Dehumanizing nature of war

The basic theme of this short story is war. The story by O'Flaherty was published in January 1923, during the Irish civil war. The story too is set in the same period and revolves around the same war. In this story, O'Flaherty speaks of the cruelty and violence that war propagates, and how it has the power to dehumanize men. He says of the Sniper, "his eyes had the cold gleam, the eyes of a man who is used to looking at death." As seen in the story, he has no qualms about killing anybody whom he considers as 'enemy', even if the enemy turns out to be a frightened old woman. Yet, the Sniper is not inherently a man used to death or war or killing, as his obvious disgust with it could be seen, when he becomes bitten by remorse on seeing the enemy soldier die and fall off the opposite roof.
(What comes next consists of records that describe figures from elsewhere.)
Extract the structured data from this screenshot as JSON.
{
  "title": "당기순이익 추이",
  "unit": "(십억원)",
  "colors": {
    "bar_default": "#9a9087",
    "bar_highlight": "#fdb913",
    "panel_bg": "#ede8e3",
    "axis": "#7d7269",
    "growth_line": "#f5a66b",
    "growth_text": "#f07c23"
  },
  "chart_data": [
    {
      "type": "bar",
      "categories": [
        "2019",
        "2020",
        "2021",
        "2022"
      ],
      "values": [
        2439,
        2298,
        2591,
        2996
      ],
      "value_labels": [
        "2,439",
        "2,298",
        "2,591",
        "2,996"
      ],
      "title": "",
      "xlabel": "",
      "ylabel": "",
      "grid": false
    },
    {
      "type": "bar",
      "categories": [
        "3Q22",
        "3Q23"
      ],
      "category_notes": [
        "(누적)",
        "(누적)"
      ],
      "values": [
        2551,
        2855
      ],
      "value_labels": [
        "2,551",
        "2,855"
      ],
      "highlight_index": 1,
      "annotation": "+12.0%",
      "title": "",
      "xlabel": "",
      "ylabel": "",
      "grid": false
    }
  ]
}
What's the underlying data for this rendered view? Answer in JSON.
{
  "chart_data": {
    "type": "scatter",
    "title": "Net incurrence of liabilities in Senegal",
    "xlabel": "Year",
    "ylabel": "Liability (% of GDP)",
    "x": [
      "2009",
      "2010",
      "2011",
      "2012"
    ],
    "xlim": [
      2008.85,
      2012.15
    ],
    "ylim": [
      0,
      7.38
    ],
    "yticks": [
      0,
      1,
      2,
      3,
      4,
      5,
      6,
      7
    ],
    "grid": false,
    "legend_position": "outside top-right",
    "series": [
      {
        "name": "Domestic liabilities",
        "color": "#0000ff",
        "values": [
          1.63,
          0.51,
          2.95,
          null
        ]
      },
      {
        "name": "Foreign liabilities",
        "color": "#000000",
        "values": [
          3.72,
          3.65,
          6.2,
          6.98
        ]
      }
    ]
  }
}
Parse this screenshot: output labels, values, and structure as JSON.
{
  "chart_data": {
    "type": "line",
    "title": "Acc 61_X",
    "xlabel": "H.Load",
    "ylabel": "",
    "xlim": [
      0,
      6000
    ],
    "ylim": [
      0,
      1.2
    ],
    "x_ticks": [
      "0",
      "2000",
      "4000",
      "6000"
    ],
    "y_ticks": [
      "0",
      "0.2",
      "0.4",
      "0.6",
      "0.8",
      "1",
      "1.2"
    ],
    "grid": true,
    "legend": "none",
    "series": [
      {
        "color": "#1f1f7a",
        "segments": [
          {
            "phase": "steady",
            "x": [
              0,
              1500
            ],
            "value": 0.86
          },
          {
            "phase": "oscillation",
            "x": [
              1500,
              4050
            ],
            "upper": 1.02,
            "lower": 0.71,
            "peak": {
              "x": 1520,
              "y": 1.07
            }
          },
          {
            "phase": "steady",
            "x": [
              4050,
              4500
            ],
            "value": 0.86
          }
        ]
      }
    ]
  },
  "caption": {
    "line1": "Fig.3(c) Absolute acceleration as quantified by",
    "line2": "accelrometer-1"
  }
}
But he again comes back to his hardened desensitized senses, and laughs when a bullet from his own revolver whizzes past his head.

Concept of civil war

The Sniper is a short story about the Irish Civil War, an event and a concept that is greeted with critical protest. In this story, the nation is compared to a family, where brothers are seen to be killing each other, instead of coming to a peaceful resolution. A civil war is essential a war inside a nation, between countrymen having a shared history and a common past. O'Flaherty tries to convey to his readers of that time; which was during the civil war; that they were essentially fighting against and blindly murdering their own brothers, like the Republican Sniper who couldn't even recognize his brother from across the street.